Accordingly, they do not include all the information and footnotes required by
generally accepted accounting principles for complete financial statements. In
the opinion of management, all adjustments (consisting of normal recurring
accruals) considered necessary for a fair presentation have been included.
Operating results for the three months ended March 31, 1997, are not
necessarily indicative of the results that may be expected for the year ended
December 31, 1997. For further information, refer to the consolidated
financial statements and footnotes thereto for the Company's fiscal year ended
December 31, 1996, included in the Company's Form 10-KSB for the year ended
December 31, 1996.
2. Cash Flows
For purposes of reporting cash flows, cash and cash equivalents include
cash on hand, unrestricted amounts due from banks, overnight investments in
repurchase agreements, and federal funds sold.

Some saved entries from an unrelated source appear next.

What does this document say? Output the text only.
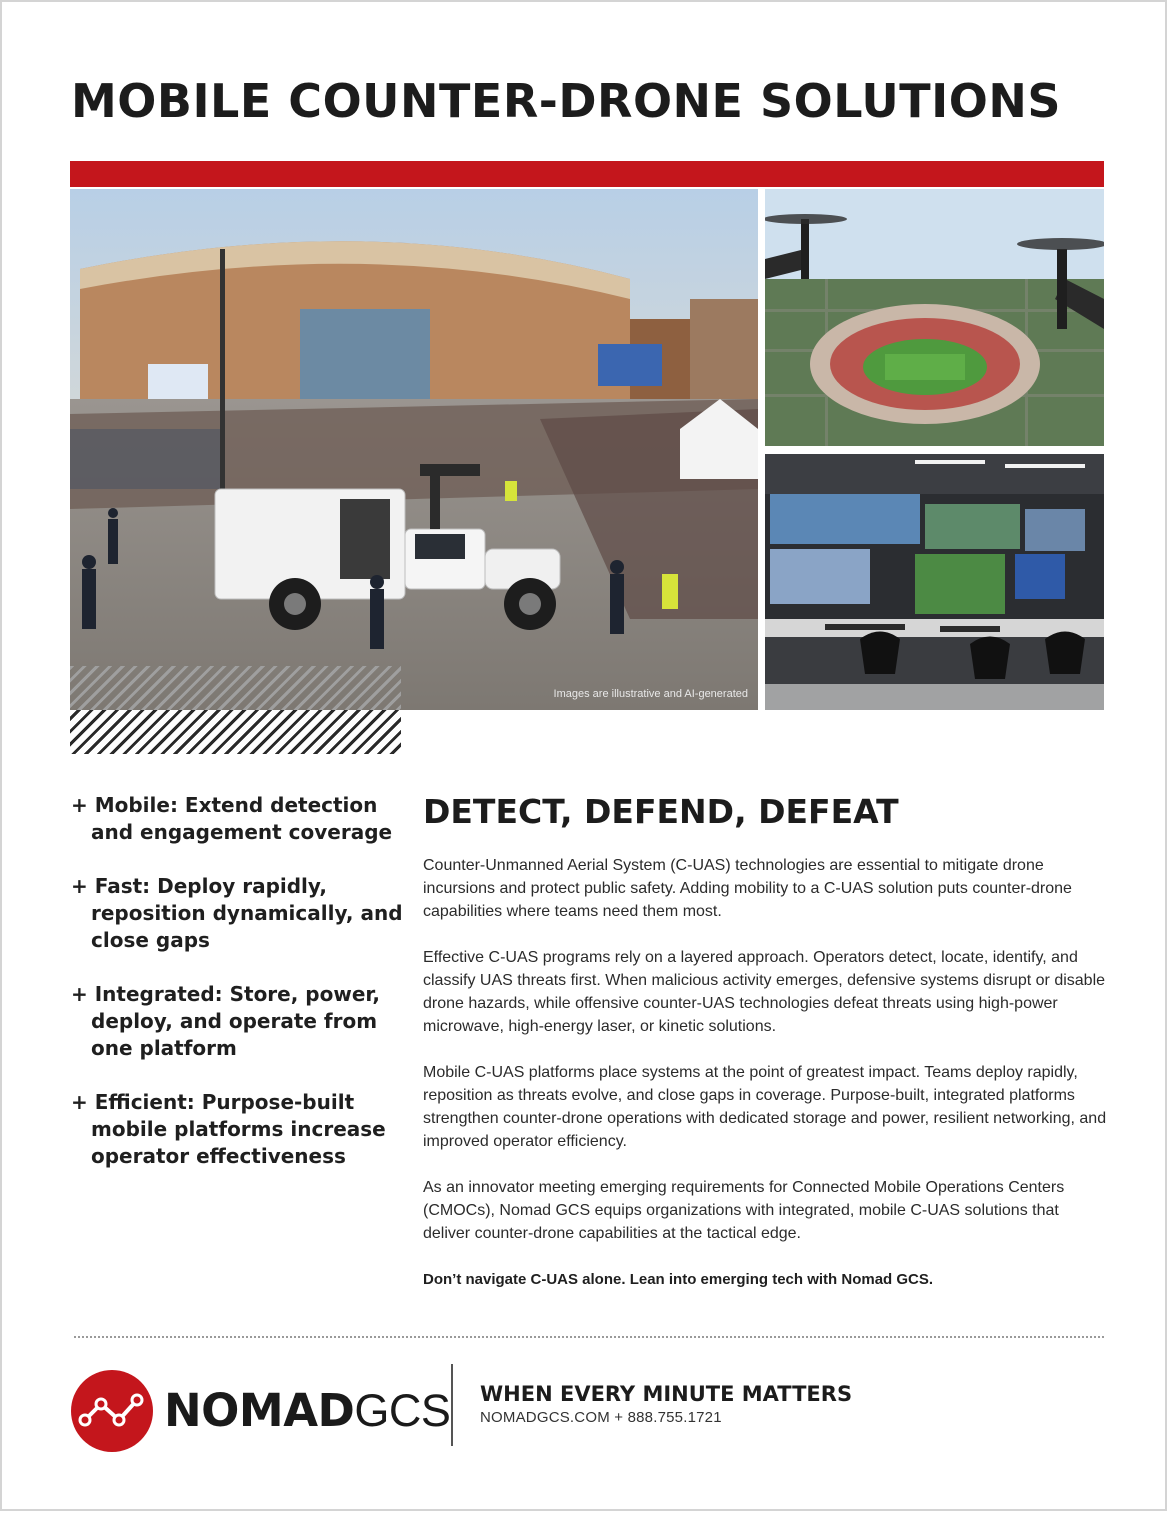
MOBILE COUNTER-DRONE SOLUTIONS
Images are illustrative and AI-generated
+ Mobile: Extend detection and engagement coverage
+ Fast: Deploy rapidly, reposition dynamically, and close gaps
+ Integrated: Store, power, deploy, and operate from one platform
+ Efficient: Purpose-built mobile platforms increase operator effectiveness
DETECT, DEFEND, DEFEAT

Counter-Unmanned Aerial System (C-UAS) technologies are essential to mitigate drone incursions and protect public safety. Adding mobility to a C-UAS solution puts counter-drone capabilities where teams need them most.

Effective C-UAS programs rely on a layered approach. Operators detect, locate, identify, and classify UAS threats first. When malicious activity emerges, defensive systems disrupt or disable drone hazards, while offensive counter-UAS technologies defeat threats using high-power microwave, high-energy laser, or kinetic solutions.

Mobile C-UAS platforms place systems at the point of greatest impact. Teams deploy rapidly, reposition as threats evolve, and close gaps in coverage. Purpose-built, integrated platforms strengthen counter-drone operations with dedicated storage and power, resilient networking, and improved operator efficiency.

As an innovator meeting emerging requirements for Connected Mobile Operations Centers (CMOCs), Nomad GCS equips organizations with integrated, mobile C-UAS solutions that deliver counter-drone capabilities at the tactical edge.

Don’t navigate C-UAS alone. Lean into emerging tech with Nomad GCS.

NOMADGCS WHEN EVERY MINUTE MATTERS
NOMADGCS.COM + 888.755.1721
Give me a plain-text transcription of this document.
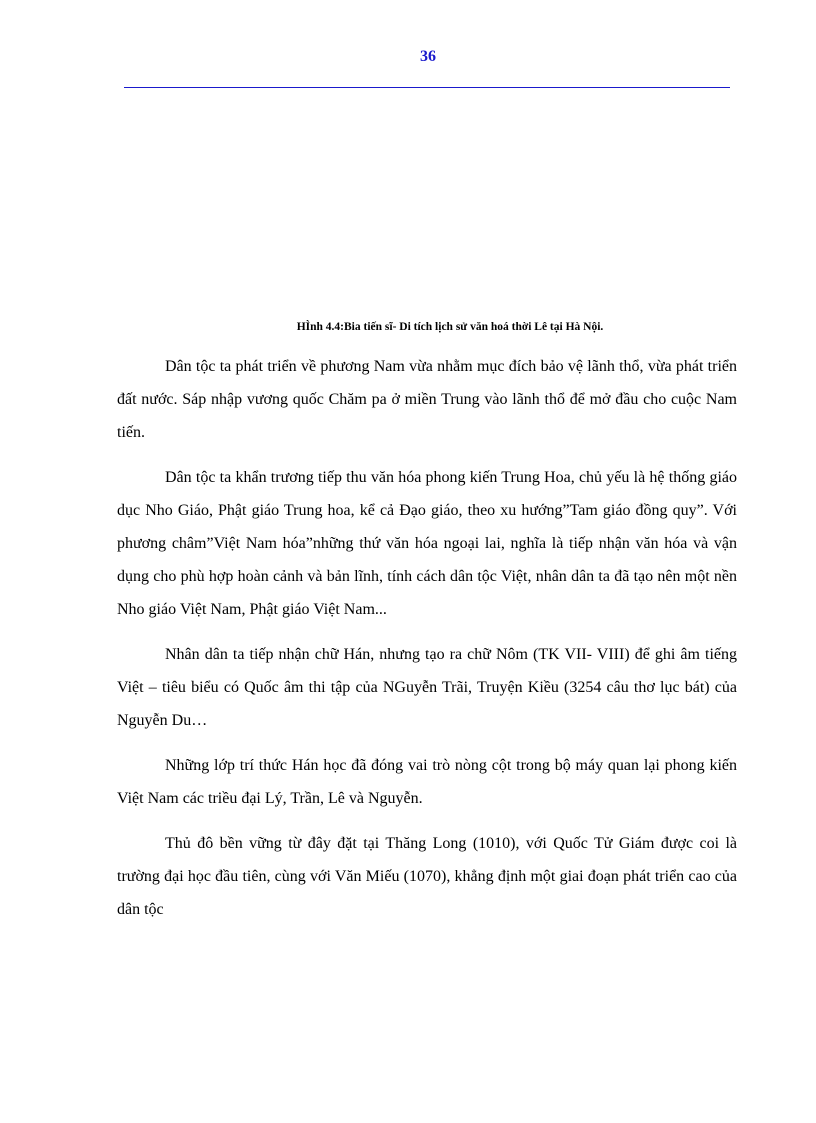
36
HÌnh 4.4:Bia tiến sĩ- Di tích lịch sử văn hoá thời Lê tại Hà Nội.

Dân tộc ta phát triển về phương Nam vừa nhằm mục đích bảo vệ lãnh thổ, vừa phát triển đất nước. Sáp nhập vương quốc Chăm pa ở miền Trung vào lãnh thổ để mở đầu cho cuộc Nam tiến.

Dân tộc ta khẩn trương tiếp thu văn hóa phong kiến Trung Hoa, chủ yếu là hệ thống giáo dục Nho Giáo, Phật giáo Trung hoa, kể cả Đạo giáo, theo xu hướng”Tam giáo đồng quy”. Với phương châm”Việt Nam hóa”những thứ văn hóa ngoại lai, nghĩa là tiếp nhận văn hóa và vận dụng cho phù hợp hoàn cảnh và bản lĩnh, tính cách dân tộc Việt, nhân dân ta đã tạo nên một nền Nho giáo Việt Nam, Phật giáo Việt Nam...

Nhân dân ta tiếp nhận chữ Hán, nhưng tạo ra chữ Nôm (TK VII- VIII) để ghi âm tiếng Việt – tiêu biểu có Quốc âm thi tập của NGuyễn Trãi, Truyện Kiều (3254 câu thơ lục bát) của Nguyễn Du…

Những lớp trí thức Hán học đã đóng vai trò nòng cột trong bộ máy quan lại phong kiến Việt Nam các triều đại Lý, Trần, Lê và Nguyễn.

Thủ đô bền vững từ đây đặt tại Thăng Long (1010), với Quốc Tử Giám được coi là trường đại học đầu tiên, cùng với Văn Miếu (1070), khẳng định một giai đoạn phát triển cao của dân tộc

3. Adoption of New Accounting Principles
During the first quarter of 1997, the Company adopted Financial Accounting
Standards Board Statement No. 125 "Accounting for Transfers and Servicing of
Financial Assets and Extinguishments of Liabilities." Under this principle,
financial assets are recognized based on the assets the Company controls and
are removed from the balance sheet when control is surrendered. Liabilities
are recorded when incurred.
4
<PAGE> 6
ITEM 2. MANAGEMENT'S DISCUSSION AND ANALYSIS OF FINANCIAL CONDITION AND
RESULTS OF OPERATIONS.
Easton Bancorp, Inc. (the "Company") was incorporated in Maryland on July
19, 1991, primarily to own and control all of the capital stock of Easton Bank
& Trust Company (the "Bank") upon its formation. The Bank commenced business
on July 1, 1993, and the only activity of the Company since then has been the
ownership and operation of the Bank. The Bank conducts a general commercial
banking business in its service area, emphasizing the banking needs of
individuals and small- to medium-sized businesses and professional concerns.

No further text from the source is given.